でも残念ながら、バーボンや安室透が存在している時点でリスキーで、虚無なものもない。だからこそそれを知らない振りして、安室透やバーボンの姿には嫌悪感を出す。
「安室透が必要なくなった時は、ちゃんと考えますよ」
出されたアイスコーヒーのストローを軽く咥えて吸って、氷が溶けて少し薄くなったコーヒーで喉を潤す。目の前に座る彼は頬杖をついたまま、じっと固まってしまっていた。そんなに驚くことなのか?とこちらも目をじっと見つめ返す。

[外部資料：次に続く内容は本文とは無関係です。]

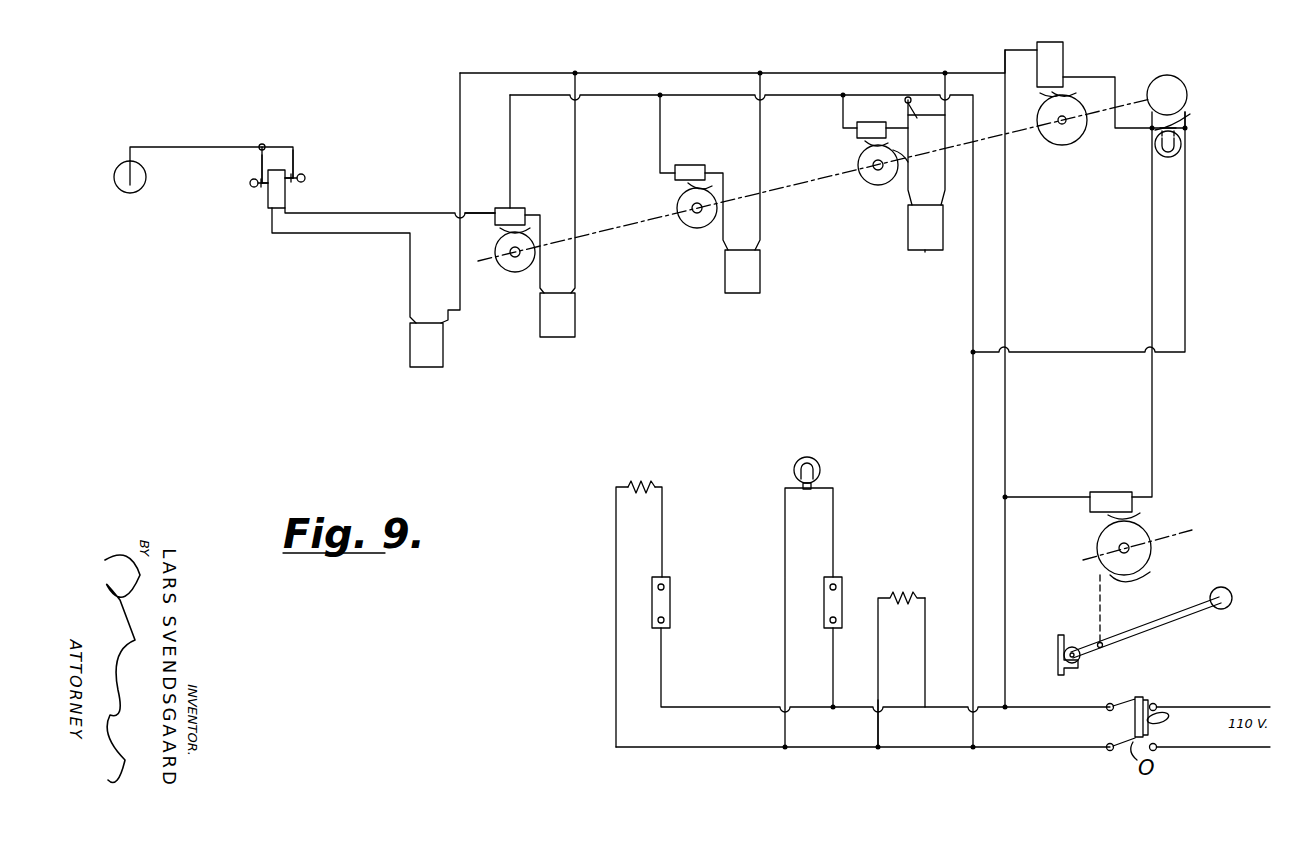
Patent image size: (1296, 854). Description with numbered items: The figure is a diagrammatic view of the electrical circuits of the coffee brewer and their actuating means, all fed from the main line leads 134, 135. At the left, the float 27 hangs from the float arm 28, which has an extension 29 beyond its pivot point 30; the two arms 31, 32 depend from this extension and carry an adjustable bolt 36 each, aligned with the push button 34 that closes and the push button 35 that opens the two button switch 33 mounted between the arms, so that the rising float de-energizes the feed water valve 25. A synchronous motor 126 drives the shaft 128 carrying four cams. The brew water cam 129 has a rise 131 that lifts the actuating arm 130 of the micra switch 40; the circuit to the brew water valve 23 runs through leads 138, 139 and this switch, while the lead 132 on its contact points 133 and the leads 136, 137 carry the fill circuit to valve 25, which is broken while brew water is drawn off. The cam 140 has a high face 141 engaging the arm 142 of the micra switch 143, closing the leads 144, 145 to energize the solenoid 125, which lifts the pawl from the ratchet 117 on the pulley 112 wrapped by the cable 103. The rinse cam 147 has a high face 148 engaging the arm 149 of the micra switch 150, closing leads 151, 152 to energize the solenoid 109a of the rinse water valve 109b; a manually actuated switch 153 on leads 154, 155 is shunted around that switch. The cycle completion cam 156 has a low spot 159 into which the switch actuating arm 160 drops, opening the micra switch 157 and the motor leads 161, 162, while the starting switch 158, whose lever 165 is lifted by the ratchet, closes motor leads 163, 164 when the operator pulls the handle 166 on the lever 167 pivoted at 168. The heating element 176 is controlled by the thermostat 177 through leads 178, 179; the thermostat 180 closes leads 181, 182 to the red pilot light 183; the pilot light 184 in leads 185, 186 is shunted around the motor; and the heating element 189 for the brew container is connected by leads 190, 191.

The solenoid controlled valve 23 is at (575, 318).
The solenoid-controlled valve 25 is at (418, 352).
The float 27 is at (131, 197).
The float arm 28 is at (187, 147).
The extension 29 is at (287, 147).
The pivot point 30 is at (264, 144).
The arm 31 is at (297, 155).
The arm 32 is at (260, 162).
The two button switch 33 is at (275, 197).
The push button 34 is at (263, 187).
The push button 35 is at (297, 185).
The adjustable bolt 36 is at (250, 181).
The micra switch 40 is at (515, 215).
The cable 103 is at (1102, 603).
The solenoid 109a is at (923, 230).
The rinse water valve 109b is at (927, 252).
The grooved pulley 112 is at (1133, 572).
The ratchet 117 is at (1157, 550).
The solenoid 125 is at (733, 278).
The synchronous motor 126 is at (1180, 83).
The shaft 128 is at (778, 190).
The cam 129 is at (498, 275).
The actuating arm 130 is at (538, 227).
The rise 131 is at (502, 238).
The lead 132 is at (435, 213).
The contact points 133 is at (497, 192).
The main line lead 134 is at (612, 98).
The main line lead 135 is at (617, 73).
The lead 136 is at (343, 238).
The lead 137 is at (460, 147).
The lead 138 is at (510, 147).
The lead 139 is at (575, 183).
The cam 140 is at (680, 200).
The high face 141 is at (713, 200).
The arm 142 is at (707, 187).
The micra switch 143 is at (692, 167).
The lead 144 is at (660, 130).
The lead 145 is at (760, 128).
The cam 147 is at (875, 168).
The high face 148 is at (903, 155).
The arm 149 is at (863, 145).
The micra switch 150 is at (875, 130).
The lead 151 is at (843, 105).
The lead 152 is at (945, 162).
The manually actuated switch 153 is at (948, 115).
The lead 154 is at (905, 97).
The lead 155 is at (910, 122).
The cycle completion cam 156 is at (1077, 135).
The micra switch 157 is at (1057, 53).
The starting switch 158 is at (1115, 468).
The low spot 159 is at (1053, 97).
The switch actuating arm 160 is at (1068, 92).
The motor lead 161 is at (1017, 48).
The motor lead 162 is at (1090, 77).
The motor lead 163 is at (1033, 502).
The motor lead 164 is at (1170, 392).
The lever 165 is at (1137, 515).
The handle 166 is at (1222, 610).
The lever 167 is at (1150, 630).
The pivot 168 is at (1078, 648).
The electrical immersion heating element 176 is at (638, 478).
The thermostat 177 is at (665, 602).
The lead 178 is at (661, 665).
The lead 179 is at (616, 658).
The thermostat 180 is at (835, 603).
The lead 181 is at (833, 660).
The lead 182 is at (785, 628).
The pilot light 183 is at (820, 463).
The pilot light 184 is at (1182, 145).
The lead 185 is at (1185, 122).
The lead 186 is at (1194, 131).
The electric heating element 189 is at (907, 597).
The lead 190 is at (925, 660).
The lead 191 is at (878, 682).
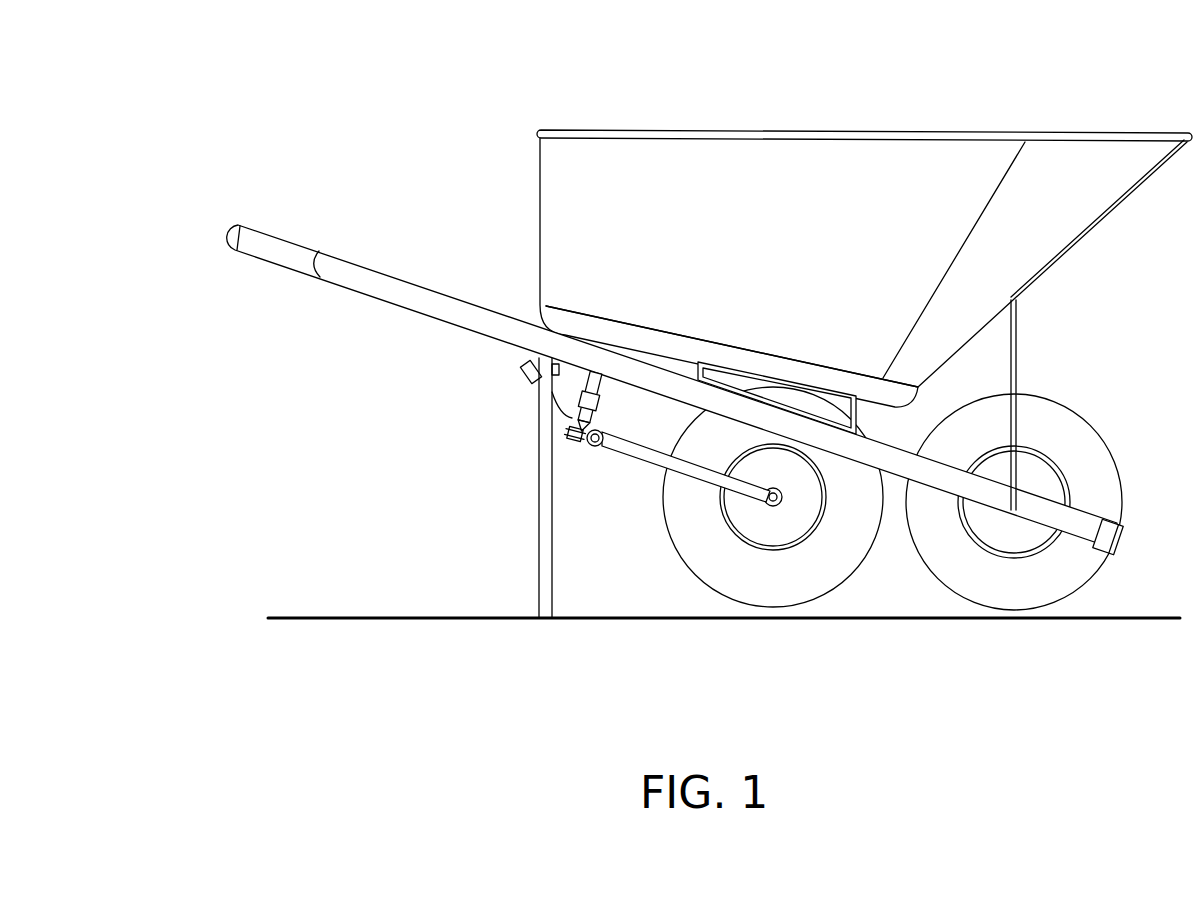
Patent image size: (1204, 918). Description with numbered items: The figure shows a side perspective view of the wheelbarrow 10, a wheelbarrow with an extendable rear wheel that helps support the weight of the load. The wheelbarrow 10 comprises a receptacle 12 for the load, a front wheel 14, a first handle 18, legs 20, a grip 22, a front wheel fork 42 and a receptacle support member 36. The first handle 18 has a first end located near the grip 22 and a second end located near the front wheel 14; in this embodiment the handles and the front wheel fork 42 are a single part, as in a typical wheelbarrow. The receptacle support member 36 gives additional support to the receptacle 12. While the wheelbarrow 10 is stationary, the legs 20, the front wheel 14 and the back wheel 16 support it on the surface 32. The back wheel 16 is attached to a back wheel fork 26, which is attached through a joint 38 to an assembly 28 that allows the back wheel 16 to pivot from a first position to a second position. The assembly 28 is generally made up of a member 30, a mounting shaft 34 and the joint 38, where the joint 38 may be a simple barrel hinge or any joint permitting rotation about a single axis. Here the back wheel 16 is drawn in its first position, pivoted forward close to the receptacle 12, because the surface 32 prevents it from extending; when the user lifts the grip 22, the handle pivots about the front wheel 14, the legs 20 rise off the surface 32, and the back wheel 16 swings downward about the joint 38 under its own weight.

The wheelbarrow 10 is at (412, 192).
The receptacle 12 is at (775, 200).
The front wheel 14 is at (1088, 453).
The back wheel 16 is at (815, 570).
The first handle 18 is at (418, 300).
The legs 20 is at (538, 508).
The grip 22 is at (282, 248).
The back wheel fork 26 is at (665, 465).
The assembly 28 is at (573, 458).
The member 30 is at (525, 372).
The surface 32 is at (355, 608).
The mounting shaft 34 is at (600, 390).
The receptacle support member 36 is at (1019, 345).
The joint 38 is at (597, 447).
The front wheel fork 42 is at (1065, 512).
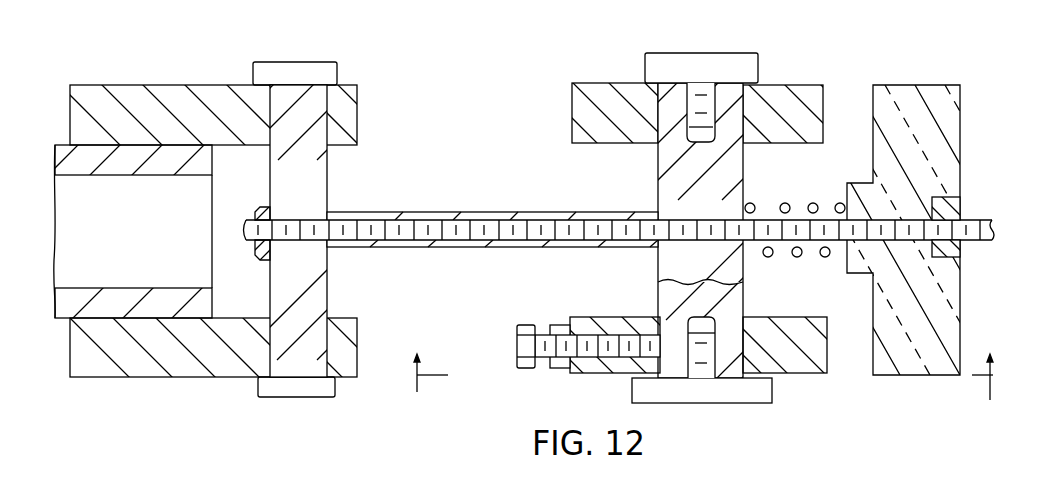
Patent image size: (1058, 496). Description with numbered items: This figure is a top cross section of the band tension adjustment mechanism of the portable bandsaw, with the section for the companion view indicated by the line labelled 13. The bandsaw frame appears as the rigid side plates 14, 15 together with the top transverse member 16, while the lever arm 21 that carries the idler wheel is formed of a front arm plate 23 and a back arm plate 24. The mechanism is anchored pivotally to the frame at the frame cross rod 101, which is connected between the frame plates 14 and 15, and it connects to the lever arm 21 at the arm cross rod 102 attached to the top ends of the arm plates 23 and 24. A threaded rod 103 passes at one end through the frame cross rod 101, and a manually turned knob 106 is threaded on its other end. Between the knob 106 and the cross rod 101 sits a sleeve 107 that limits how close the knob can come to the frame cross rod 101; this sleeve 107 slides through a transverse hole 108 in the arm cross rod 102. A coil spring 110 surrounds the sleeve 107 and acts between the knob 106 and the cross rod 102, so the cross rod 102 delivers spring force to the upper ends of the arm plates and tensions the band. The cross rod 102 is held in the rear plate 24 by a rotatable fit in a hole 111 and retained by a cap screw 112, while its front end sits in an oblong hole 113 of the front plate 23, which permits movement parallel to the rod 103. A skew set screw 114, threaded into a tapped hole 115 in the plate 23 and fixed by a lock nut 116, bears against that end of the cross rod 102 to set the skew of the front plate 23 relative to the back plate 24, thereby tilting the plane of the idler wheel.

The section line 13- 13 is at (693, 380).
The rigid side plate 14 is at (187, 377).
The rigid side plate 15 is at (178, 85).
The top transverse member 16 is at (61, 145).
The lever arm 21 is at (771, 64).
The front arm plate 23 is at (676, 394).
The back arm plate 24 is at (820, 83).
The frame cross rod 101 is at (327, 177).
The arm cross rod 102 is at (658, 178).
The threaded rod 103 is at (251, 243).
The knob 106 is at (908, 85).
The sleeve 107 is at (475, 212).
The transverse hole 108 is at (682, 237).
The coil spring 110 is at (780, 207).
The hole 111 is at (657, 104).
The cap screw 112 is at (697, 53).
The oblong hole 113 is at (754, 333).
The skew set screw 114 is at (549, 331).
The tapped hole 115 is at (598, 338).
The lock nut 116 is at (551, 370).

サッと口元に手を当てて私をマジマジと見だす降谷さんに なんですか 、と眉間に皺を寄せながら聞いても返答はない。
「君が、俺に近寄ってくるとは、思わなかった」
「...は?」
「君は俺のことが嫌いだろう、なのに」
「バーボンと安室がたまらなく嫌いなだけですよ。降谷さんについては嫌いではないだけで」
「っ〜、ああ、早く終わらそう。降谷零に戻った時は1番に会いに行こう」
「はいはい」
どう考えたって1番に会うのは部下の風見さんだろうよ 、その言葉と一緒にいコーヒーを飲み込んでポップアップ画面に通知が来たのでそれを開いた。
(赤井さんからか)
そろそろ帰ろうか
スマホをカバンへと突っ込み、荷物を片付けていると、来た時よりも機嫌のいい降谷さんが 帰るのか? と言うので小さく返事をすると少し寂しそうな顔をした。
しかしそう思ったのも束の間、降谷さんが立ち上がり私のソファー席へと来て隣へ着席する。必然と近くなる距離、ほんのりと香るシトラスにくらりとしそうになる。
「ふるやさ、」
「ん」
シトラスが近くなって、柔らかな唇がぷちゅり、とリップ音を立てて軽く触れ合った。こんなスキンシップしてくるのは降谷さん位だ。ハグはストレスを軽減させてくれるというが、キスには何かあるのだろうか。
優しいキスをされながら、現実的なことを考えていた。